The Regency Traveller

Another cautionary tale shared by the Listener at La Belle Assemblee, lamenting the fashion during the Regency of travelling abroad:

“Engaged in a continual tumult, he calls that living which is only wandering through the wilderness of existence.”

— La Belle Assemblee, February, 1818

From the October 1818 edition, La Belle Assemblee, we have the Parisian promenade dress made of cambric muslin and trimmed in muslin medallion puffs which are separated by rich embroidery, topped by a bonnet of white crape trimmed with blond and purple poppies on the side

From the October 1818 edition, La Belle Assemblee, we have the Parisian promenade dress made of cambric muslin and trimmed in muslin medallion puffs which are separated by rich embroidery, topped by a bonnet of white crape trimmed with blond and purple poppies on the side

The writer, simply named Alfred, relates that travel used to be extremely arduous, even dangerous, and undertaken only in matters of urgent business, like claiming an inheritance or filing a lawsuit.

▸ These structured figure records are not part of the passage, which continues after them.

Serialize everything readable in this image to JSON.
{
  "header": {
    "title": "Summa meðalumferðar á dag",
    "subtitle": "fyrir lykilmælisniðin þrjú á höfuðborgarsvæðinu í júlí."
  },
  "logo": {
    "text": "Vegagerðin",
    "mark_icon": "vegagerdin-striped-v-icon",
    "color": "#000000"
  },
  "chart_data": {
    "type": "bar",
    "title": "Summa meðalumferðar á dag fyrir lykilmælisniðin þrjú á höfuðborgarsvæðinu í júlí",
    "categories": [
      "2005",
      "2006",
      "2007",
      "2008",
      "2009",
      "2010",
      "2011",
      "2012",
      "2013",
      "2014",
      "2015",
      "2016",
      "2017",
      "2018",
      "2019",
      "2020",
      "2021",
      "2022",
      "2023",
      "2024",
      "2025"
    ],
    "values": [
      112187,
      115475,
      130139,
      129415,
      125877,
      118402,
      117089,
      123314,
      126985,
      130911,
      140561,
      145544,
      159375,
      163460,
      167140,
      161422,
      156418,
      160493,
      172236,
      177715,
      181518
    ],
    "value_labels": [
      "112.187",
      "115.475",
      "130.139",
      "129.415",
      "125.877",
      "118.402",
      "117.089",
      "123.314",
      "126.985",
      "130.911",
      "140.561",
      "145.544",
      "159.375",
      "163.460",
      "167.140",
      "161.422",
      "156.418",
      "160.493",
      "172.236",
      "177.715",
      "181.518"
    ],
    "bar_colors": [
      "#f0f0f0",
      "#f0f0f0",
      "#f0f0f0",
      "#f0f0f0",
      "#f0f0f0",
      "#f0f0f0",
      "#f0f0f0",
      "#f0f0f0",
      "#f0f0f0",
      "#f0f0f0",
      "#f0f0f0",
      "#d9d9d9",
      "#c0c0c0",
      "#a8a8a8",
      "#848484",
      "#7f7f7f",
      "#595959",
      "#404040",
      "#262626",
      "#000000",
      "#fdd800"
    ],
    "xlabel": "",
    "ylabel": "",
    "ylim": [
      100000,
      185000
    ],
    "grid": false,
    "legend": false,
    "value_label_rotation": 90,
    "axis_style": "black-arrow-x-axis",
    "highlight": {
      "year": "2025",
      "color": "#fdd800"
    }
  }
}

The traveller would be male, well-matured and careful to put his affairs in order before setting out, even if it meant updating his will.

His departure was attended with tears and ardent prayers for his safe return.

Nowadays, he writes, travelling is undertaken not so much to accomplish anything, but for pleasure alone:

Irishmen come to England and Englishmen go to Ireland. The natives of Somersetshire come to London, and the Londoners flock to Bath.

It has become common for families to be divided by great distance, and, more sadly, by time, spanning as much as thirty years. The traveller nevertheless is content, and eventually forgets “his dearest friends and brethren.”

Still, he cannot escape the dissatisfaction of a prodigal son, finding few he can call truly friend and surrounded by “men who seek to deceive us, and women who beguile us.”

Truly unfortunate is the one who realizes, when he finally returns home, that Death has taken the place of the one–

“..whom he had ardently desired to have embraced once more, or to have had the pious gratification of catching their last sigh, and closing those eyes that were shut forever from the light of day!